During the two east-west nuclear crises of the cold war, in 1962 over Cuba and 1983 over a false missile alarm, disaster was averted by informal lines of communication between Washington and Moscow. They worked. Those lines reportedly do not exist today. The eastern bloc is led by two autocrats, internally secure but paranoid about their borders.’
https://www.theguardian.com/commentisfree/2022/aug/03/taiwan-nancy-pelosi-visit-ukraine-us
21 months later Washington and Moscow still don’t talk and negotiations to end the war have not started. Stoltenberg and Rasmussen rattle their sabres.

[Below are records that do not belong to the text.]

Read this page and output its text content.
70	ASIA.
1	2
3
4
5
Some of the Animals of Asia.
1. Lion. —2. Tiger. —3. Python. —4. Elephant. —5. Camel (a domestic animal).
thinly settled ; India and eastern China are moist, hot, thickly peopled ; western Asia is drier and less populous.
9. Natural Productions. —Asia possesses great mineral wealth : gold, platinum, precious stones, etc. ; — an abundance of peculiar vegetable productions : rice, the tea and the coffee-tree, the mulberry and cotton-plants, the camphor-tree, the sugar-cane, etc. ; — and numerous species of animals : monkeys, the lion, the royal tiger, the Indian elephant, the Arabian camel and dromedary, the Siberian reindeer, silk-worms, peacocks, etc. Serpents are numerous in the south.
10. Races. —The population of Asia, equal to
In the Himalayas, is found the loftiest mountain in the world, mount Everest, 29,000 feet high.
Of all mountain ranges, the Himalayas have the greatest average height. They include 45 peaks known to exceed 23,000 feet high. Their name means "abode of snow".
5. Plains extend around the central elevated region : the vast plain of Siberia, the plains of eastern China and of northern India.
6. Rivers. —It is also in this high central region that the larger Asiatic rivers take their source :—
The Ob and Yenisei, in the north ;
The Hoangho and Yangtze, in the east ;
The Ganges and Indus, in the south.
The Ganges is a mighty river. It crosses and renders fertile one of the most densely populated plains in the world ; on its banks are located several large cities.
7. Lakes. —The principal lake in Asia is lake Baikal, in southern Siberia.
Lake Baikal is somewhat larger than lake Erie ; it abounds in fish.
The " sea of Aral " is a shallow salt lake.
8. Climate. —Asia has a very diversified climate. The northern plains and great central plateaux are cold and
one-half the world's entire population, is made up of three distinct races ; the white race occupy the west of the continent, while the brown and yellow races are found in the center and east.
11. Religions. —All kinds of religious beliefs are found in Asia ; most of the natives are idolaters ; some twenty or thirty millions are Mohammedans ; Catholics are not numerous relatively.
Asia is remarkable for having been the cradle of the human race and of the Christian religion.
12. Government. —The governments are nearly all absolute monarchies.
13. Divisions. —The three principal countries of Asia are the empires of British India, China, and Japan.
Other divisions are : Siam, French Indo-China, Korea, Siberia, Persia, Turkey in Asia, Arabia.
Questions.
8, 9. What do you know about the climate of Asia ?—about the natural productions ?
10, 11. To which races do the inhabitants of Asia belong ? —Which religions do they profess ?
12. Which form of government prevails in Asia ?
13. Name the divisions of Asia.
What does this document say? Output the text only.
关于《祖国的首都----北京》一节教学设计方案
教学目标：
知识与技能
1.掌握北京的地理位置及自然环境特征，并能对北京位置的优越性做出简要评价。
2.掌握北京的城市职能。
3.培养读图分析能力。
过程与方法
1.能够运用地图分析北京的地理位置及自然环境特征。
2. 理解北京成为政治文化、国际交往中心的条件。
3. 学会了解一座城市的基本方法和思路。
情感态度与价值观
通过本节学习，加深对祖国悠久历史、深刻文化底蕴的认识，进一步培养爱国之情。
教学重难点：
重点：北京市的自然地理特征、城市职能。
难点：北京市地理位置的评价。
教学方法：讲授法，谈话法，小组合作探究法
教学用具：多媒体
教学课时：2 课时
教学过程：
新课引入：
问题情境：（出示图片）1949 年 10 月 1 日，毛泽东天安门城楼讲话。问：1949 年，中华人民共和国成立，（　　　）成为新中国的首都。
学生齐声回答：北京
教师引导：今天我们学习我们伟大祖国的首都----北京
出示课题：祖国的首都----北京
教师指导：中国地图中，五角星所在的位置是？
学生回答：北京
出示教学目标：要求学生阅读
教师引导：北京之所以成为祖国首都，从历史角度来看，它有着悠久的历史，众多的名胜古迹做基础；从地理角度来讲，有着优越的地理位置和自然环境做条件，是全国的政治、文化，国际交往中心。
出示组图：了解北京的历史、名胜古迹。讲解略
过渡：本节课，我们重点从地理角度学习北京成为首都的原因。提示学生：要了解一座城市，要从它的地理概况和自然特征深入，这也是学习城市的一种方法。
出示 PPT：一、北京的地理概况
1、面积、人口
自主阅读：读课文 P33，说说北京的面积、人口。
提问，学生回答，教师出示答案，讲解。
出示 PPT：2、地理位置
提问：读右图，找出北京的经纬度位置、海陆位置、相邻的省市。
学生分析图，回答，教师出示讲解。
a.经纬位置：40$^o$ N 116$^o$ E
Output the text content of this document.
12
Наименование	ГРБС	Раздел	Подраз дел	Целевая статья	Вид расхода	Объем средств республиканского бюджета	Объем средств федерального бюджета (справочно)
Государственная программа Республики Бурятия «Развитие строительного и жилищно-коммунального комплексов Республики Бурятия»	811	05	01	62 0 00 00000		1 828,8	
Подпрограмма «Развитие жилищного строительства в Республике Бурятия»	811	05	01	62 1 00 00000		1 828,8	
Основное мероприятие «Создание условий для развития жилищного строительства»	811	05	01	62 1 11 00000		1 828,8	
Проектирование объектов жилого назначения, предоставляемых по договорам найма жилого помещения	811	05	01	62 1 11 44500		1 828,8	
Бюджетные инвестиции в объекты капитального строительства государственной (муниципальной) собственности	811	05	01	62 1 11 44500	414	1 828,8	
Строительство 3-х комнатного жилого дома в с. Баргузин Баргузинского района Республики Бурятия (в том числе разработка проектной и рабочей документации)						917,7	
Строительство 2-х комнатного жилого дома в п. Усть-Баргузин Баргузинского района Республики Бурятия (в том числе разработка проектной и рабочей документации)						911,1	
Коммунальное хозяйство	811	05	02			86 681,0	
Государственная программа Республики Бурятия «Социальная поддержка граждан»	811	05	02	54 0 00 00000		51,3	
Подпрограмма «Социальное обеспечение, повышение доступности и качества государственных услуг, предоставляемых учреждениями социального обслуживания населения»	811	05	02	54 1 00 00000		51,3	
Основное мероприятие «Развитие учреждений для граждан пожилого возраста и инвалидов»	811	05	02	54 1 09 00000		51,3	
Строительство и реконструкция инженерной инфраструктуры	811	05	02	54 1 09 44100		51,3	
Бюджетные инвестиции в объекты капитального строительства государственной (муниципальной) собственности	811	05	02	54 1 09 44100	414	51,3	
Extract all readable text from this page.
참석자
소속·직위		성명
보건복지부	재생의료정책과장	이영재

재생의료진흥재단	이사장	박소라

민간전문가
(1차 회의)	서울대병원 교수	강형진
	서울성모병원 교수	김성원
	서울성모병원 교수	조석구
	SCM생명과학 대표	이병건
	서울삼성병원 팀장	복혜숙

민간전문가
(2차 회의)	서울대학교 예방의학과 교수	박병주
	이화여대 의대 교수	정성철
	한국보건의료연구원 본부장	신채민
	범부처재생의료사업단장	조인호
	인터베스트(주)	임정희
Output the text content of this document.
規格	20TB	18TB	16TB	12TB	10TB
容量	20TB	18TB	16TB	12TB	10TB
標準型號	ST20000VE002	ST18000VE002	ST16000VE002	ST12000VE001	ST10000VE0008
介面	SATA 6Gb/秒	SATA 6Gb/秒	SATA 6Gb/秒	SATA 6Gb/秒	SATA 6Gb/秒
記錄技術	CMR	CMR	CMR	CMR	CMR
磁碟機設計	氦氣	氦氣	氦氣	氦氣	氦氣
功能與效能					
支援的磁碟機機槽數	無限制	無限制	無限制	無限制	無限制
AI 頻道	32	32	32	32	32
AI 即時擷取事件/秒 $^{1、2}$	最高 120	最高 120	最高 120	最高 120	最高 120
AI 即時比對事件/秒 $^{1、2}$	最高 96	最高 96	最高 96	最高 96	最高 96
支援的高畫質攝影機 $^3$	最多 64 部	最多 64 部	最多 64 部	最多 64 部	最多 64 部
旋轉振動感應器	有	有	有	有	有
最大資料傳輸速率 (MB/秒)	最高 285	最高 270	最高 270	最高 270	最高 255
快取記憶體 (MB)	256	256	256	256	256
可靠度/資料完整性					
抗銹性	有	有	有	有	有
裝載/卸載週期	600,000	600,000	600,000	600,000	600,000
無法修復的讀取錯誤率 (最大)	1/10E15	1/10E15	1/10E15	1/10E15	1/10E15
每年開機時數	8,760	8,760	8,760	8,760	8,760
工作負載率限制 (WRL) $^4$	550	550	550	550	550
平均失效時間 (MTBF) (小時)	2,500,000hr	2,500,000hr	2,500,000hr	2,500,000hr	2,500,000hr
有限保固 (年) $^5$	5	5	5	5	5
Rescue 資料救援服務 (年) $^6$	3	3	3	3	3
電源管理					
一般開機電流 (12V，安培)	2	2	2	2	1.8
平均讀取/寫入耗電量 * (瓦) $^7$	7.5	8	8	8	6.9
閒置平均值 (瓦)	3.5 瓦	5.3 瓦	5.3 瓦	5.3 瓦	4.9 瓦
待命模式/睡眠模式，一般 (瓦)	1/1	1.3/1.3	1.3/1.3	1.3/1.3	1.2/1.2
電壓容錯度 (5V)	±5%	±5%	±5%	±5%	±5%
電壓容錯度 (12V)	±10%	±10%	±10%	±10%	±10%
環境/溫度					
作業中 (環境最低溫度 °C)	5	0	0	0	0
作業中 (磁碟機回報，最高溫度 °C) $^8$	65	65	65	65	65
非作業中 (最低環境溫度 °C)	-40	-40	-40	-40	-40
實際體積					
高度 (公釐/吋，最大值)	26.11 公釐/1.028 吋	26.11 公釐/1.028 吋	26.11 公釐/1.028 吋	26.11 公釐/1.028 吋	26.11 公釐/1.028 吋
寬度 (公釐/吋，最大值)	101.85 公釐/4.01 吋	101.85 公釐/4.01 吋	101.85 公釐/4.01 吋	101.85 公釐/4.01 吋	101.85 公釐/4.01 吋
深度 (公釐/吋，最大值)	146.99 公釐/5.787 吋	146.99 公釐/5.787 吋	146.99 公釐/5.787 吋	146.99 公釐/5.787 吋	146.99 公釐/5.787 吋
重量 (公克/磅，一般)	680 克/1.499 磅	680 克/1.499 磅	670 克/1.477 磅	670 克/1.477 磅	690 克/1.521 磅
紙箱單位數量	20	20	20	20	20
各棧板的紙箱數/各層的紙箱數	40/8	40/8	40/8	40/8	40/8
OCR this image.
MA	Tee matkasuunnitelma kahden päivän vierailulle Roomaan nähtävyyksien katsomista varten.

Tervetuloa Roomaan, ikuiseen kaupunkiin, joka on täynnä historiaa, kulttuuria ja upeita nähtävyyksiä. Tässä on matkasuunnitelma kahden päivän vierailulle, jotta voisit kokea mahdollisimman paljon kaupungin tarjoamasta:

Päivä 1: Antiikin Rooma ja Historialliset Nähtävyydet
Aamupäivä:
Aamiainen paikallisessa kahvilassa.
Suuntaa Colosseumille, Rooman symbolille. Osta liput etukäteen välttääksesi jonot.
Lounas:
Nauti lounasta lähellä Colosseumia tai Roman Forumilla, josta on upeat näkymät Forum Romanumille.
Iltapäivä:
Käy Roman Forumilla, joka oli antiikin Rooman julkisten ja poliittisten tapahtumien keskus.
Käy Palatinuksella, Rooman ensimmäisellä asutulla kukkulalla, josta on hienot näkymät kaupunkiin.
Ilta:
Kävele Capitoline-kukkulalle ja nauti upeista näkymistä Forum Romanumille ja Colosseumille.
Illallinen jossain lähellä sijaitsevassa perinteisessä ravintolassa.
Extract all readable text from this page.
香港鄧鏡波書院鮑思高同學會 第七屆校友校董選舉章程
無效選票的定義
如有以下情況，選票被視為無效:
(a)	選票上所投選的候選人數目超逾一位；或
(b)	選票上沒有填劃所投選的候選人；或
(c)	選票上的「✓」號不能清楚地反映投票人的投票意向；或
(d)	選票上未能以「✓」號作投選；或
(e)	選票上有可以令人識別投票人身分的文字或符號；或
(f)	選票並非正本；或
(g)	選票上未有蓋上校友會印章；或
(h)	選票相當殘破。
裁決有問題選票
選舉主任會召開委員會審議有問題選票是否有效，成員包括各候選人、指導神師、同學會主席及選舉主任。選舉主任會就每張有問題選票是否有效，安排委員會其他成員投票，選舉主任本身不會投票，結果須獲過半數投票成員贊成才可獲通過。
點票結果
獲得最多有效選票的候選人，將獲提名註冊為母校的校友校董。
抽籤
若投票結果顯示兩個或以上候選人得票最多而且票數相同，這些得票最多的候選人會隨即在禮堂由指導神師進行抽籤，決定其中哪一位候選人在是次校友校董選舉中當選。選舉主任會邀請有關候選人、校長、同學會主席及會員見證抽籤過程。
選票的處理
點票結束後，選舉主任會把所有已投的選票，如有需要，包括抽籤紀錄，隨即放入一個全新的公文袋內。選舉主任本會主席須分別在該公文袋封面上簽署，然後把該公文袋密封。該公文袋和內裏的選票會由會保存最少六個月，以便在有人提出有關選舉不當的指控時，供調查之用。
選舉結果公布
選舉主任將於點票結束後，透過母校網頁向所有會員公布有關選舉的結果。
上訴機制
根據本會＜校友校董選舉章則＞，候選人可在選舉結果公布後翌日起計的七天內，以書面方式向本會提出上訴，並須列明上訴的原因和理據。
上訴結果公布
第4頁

Ukrainian President Volodymyr Zelensky has urged Western leaders to pressure Russia into peace using “all means” necessary.
https://www.bbc.co.uk/news/articles/c722e7j2x5no
@David Allen….I knew it wouldn’t take long before somebody stated the fall back position which liberals thrive on …Some old colonial countries were left with functioning institutions and structured civil services…All that ( for some) has descended into a chaotic , corrupt , lawless state that have steadily declined year on year..
No amount of Abigail’s party dinner table politics can hide that fact ..
Every European election always sees the media here predicting the far right parties will sweep the boards – and they always end up as one of the smaller parties in the European Parliament. Maybe this time it will be different but they won’t “sweep the boards”.
The ANC’s action against Israel in the international courts is an attempt at distraction which has not fooled the voters.